Artists would put out a record and then embark on a promotional tour to support that record. A significant portion of a musician’s income (and the income of the label that supported the artist) was derived from the sale of a physical product: recorded albums (or singles), either in vinyl, cassette, or compact disc. Suddenly, that model was flipped on its head… and still is. Artists earn a comparative pittance from downloads or streams, and most of their revenue is derived from touring, or from monetizing social media accounts whose numbers are bolstered by a song’s popularity. (Publicly, Spotify has stated that it pays artists between $.003 and $.005 per stream. Translation: 250 streams will result in revenue of approximately one dollar for the recording artist.)

Thus, the music itself has been turned primarily into a marketing tool used to entice listeners to the product: concert and festival tickets, and a social media advertising platform. It is a much tougher and leaner business model. Additionally, it is a model that changed the notion that record labels and producers needed only one decent track around which they could build an entire album. This happened all the time in the vinyl era: an artist came up with a hit single, an album was quickly assembled, often with filler that did not meet the standard established by the single. Streaming platforms changed all of that. Consumers today seek out only the individual songs they like, and do it for a fraction of what they used to spend on albums. Ten bucks a month gets you access to thousands of songs on Spotify or Pandora or Apple Music roughly the same amount a single album cost in the pre-streaming era. For consumers, it has been a landmark victory (except for the part about artists not being able to create art if they can’t feed themselves); for artists and record labels, it has been a catastrophic blow.

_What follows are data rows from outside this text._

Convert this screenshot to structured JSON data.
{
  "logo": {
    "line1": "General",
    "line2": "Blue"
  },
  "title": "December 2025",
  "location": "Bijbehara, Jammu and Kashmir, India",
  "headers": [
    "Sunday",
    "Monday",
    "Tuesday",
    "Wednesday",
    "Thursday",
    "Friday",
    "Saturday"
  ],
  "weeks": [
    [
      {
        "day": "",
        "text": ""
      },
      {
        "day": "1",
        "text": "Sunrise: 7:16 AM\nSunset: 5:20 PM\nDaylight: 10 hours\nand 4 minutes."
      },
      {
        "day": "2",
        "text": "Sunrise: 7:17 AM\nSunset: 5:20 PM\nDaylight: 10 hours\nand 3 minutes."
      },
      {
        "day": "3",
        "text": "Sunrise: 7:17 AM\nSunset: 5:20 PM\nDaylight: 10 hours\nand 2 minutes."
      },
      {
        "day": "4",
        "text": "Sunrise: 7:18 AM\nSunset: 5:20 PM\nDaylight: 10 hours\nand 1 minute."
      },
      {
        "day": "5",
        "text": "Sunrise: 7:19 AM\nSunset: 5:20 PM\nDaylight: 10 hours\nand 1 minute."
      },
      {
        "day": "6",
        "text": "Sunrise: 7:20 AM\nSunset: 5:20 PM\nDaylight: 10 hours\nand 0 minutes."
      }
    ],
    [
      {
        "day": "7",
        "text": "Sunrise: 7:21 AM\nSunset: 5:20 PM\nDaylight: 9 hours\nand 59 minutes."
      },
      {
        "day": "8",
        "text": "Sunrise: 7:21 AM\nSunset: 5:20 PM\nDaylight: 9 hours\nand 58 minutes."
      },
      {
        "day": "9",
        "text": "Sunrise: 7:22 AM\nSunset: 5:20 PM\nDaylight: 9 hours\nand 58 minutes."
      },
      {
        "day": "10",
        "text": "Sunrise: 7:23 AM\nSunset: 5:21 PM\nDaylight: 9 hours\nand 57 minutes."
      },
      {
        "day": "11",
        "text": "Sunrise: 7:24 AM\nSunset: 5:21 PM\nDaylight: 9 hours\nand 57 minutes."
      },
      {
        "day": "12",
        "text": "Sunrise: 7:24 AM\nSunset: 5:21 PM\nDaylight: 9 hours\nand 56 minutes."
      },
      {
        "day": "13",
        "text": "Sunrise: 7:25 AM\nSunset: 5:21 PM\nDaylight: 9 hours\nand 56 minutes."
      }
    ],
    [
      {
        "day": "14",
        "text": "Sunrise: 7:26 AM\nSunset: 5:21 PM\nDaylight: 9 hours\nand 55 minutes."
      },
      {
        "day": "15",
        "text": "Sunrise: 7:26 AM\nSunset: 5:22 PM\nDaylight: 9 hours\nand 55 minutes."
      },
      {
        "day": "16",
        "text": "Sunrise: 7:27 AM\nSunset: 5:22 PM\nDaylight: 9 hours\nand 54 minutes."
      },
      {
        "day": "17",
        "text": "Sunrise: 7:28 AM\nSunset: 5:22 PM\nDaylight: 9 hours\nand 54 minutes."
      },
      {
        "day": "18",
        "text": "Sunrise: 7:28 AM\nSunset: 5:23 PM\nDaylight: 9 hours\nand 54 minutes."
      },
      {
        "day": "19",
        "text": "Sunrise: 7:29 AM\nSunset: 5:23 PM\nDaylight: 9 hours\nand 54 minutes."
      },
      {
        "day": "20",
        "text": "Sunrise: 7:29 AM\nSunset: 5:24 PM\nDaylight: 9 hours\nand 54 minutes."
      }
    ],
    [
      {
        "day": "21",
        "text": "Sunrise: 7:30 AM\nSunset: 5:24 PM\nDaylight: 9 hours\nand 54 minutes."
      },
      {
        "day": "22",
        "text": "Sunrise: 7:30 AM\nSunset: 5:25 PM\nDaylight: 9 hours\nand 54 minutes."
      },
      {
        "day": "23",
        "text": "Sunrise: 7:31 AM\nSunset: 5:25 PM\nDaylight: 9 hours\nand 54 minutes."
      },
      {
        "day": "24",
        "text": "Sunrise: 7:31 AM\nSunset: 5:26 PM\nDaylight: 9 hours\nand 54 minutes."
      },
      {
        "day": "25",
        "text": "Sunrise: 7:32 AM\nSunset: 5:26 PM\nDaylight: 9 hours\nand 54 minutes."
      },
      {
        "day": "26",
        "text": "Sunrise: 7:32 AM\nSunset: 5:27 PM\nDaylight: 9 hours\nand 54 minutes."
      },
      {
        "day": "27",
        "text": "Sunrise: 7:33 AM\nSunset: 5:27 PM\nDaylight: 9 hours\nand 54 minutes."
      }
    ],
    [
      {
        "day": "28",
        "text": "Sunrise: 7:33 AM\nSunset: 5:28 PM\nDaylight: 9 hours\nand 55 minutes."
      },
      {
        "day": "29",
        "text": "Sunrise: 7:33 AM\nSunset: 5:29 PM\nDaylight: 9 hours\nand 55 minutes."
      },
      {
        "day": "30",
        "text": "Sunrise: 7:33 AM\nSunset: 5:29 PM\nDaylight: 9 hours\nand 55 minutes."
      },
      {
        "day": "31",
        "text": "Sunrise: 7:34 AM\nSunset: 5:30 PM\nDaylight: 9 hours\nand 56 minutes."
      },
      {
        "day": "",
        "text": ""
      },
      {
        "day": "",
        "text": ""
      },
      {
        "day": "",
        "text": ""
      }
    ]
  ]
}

For everyone connected to the music business, it was a shock to the system. For me, it was provocation to consider what I wanted to do with the next phase of my career. In early 2000, I received a call from a corporate recruiter about a position with Microsoft, which was looking for an in-house counsel with a background in entertainment law — specifically, to work in the company’s burgeoning digital media division. The job would entail working with content providers and negotiating deals in which they would agree to make their content — music, movies, television shows, books — available to consumers via Microsoft’s Windows Media Player. In a sense, I would still be in the entertainment business; I would be spending a lot of time working with the same recording industry executives with whom I had built prior relationships.

But there were downsides, as well. For one thing, I was recently married, with a one-year-old baby and a stepson, living in a nice place in the New York City suburbs. I wasn’t eager to leave them—or my other daughters—three thousand miles behind while I moved to Microsoft’s headquarters in the Pacific Northwest. From an experience standpoint, though, it was almost too good an offer to turn down.

Deeply conflicted and at a crossroads in my career, I solicited advice from friends and colleagues, including, most notably, Clarence Avant. If I had to name one person who has been the most important mentor in my life, it would be Clarence, “the Black Godfather.” In an extraordinary life that now spans almost ninety years, Clarence has been among the most influential men in Black culture, music, politics, and civil rights. It’s no surprise that Netflix’s documentary on Clarence featured interviews with not just a who’s who of music and entertainment industry superstars, but also former US presidents Barack Obama and Bill Clinton.

In the early 1990s, Clarence became chairman of the board of Motown Records. As lofty a title as that might be, it denotes only a fraction of the wisdom and power he wielded. When the offer came down from Microsoft, I consulted with Clarence. Would I be making a mistake, I wondered, by leaving the music business and walking away from a firm I had started? Clarence talked me through the pros and cons, but in the end, he offered a steely assessment, in a way that only Clarence could.

“Son, take your ass to Microsoft, and get some of that stock.”